Chapitre 2 — La pente d'argent et le gardien moustachu
Un homme à moustache impeccable, costume noir et chaussures silencieuses, surgit comme un ninja de musée.
— Je peux vous aider ? demanda-t-il, voix polie mais tranchante.
— Je suis… euh… un visiteur. Très visitant, dit Nino.
— Vous avez un billet ?
— J'ai… une mission.
Le moustachu soupira. Sur son badge, on lisait : BERNARD — SURVEILLANCE.
— Écoutez, jeune homme, la mission ici, c'est “on regarde avec les yeux”. Pas avec les mains, pas avec le nez, et surtout pas avec… ce que vous avez l'air de préparer.
Nino regardait la pente d'argent comme un chien qui vient de voir un frisbee.
— Cette œuvre… elle s'appelle comment ?
— “Glissement intérieur”, répondit Bernard. Et ce n'est pas un toboggan.

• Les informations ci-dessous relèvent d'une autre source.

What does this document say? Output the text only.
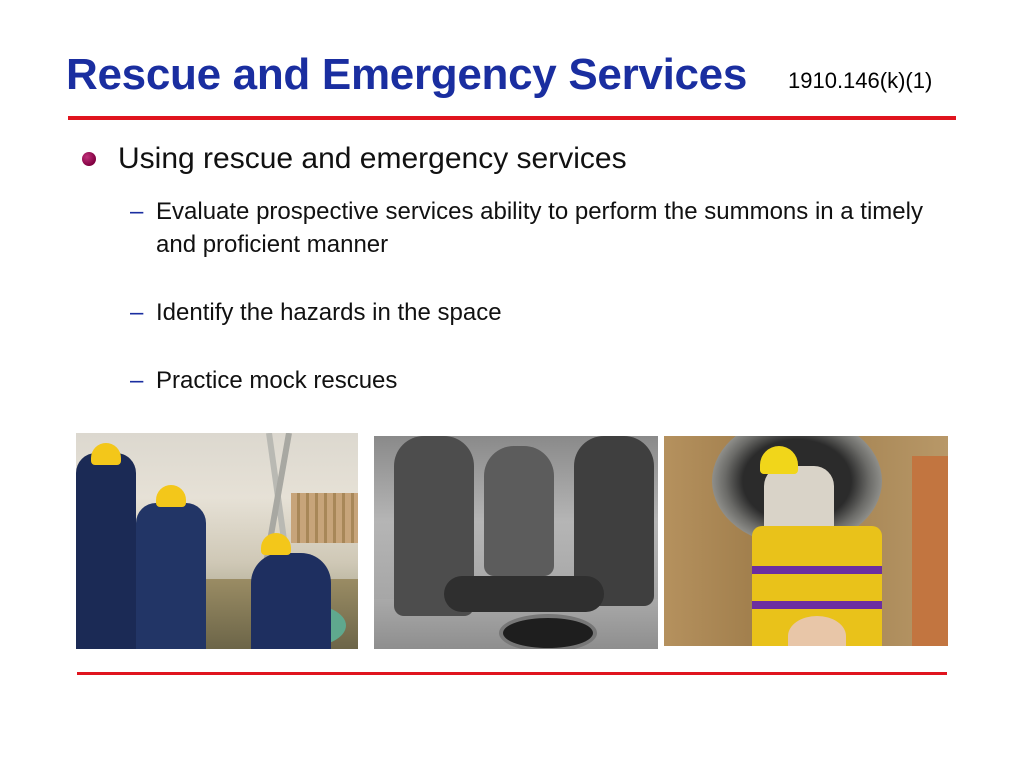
Rescue and Emergency Services 1910.146(k)(1)
Using rescue and emergency services
– Evaluate prospective services ability to perform the summons in a timely and proficient manner
– Identify the hazards in the space
– Practice mock rescues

— Elle a quand même… une tête de toboggan, insista Nino.
— Et moi j'ai une tête de baguette ?
— Un peu, avoua Nino. Une baguette très sévère.
Bernard cligna des yeux, vexé malgré lui.

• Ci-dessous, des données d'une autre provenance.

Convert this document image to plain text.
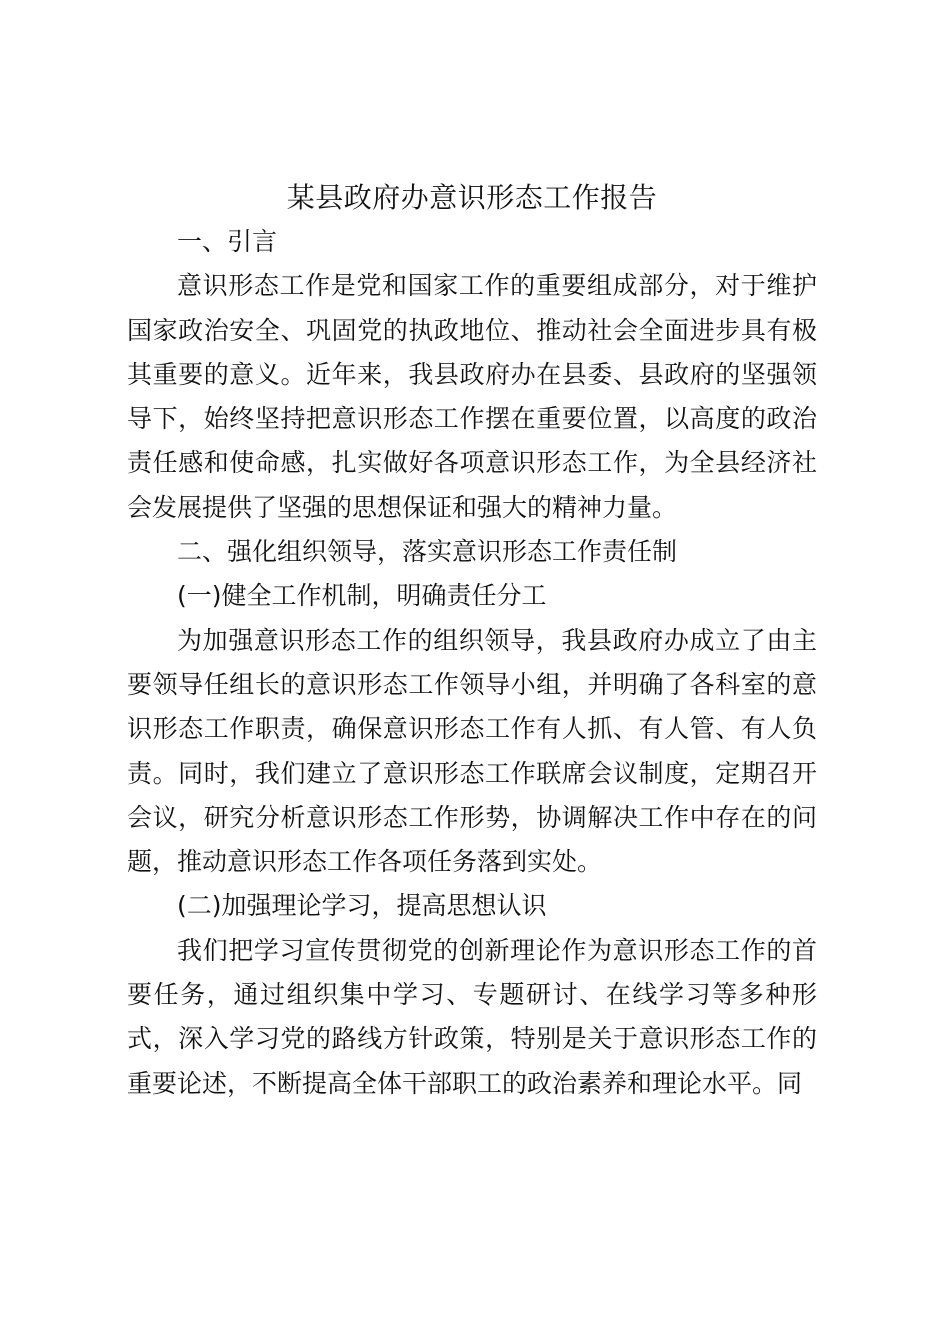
某县政府办意识形态工作报告

一、引言

意识形态工作是党和国家工作的重要组成部分，对于维护国家政治安全、巩固党的执政地位、推动社会全面进步具有极其重要的意义。近年来，我县政府办在县委、县政府的坚强领导下，始终坚持把意识形态工作摆在重要位置，以高度的政治责任感和使命感，扎实做好各项意识形态工作，为全县经济社会发展提供了坚强的思想保证和强大的精神力量。

二、强化组织领导，落实意识形态工作责任制

(一)健全工作机制，明确责任分工

为加强意识形态工作的组织领导，我县政府办成立了由主要领导任组长的意识形态工作领导小组，并明确了各科室的意识形态工作职责，确保意识形态工作有人抓、有人管、有人负责。同时，我们建立了意识形态工作联席会议制度，定期召开会议，研究分析意识形态工作形势，协调解决工作中存在的问题，推动意识形态工作各项任务落到实处。

(二)加强理论学习，提高思想认识

我们把学习宣传贯彻党的创新理论作为意识形态工作的首要任务，通过组织集中学习、专题研讨、在线学习等多种形式，深入学习党的路线方针政策，特别是关于意识形态工作的重要论述，不断提高全体干部职工的政治素养和理论水平。同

Au fond de la salle, une artiste en salopette éclaboussée de couleurs discutait avec des gens. Elle avait des boucles violettes, des lunettes rondes et un sourire qui ressemblait à une fête foraine.
Elle aperçut Nino.
— Hé ! Vous êtes nouveau ? Moi c'est Lila, dit-elle en s'approchant. Ce soir, c'est le vernissage. On va mettre de la musique, des guirlandes, et même… un atelier “peins ton émotion”.
— Mon émotion principale, c'est “j'ai faim”, répondit Nino.
— Parfait, on a des mini-éclairs au chocolat.
Nino faillit saluer au garde-à-vous.
— Madame… euh… Artiste, cette pente, là… elle est… comment dire… tentante.
— Tentante, oui, c'est le but, répondit Lila en riant. Mais elle est fragile. Si quelqu'un glisse dessus, elle risque de se rayer.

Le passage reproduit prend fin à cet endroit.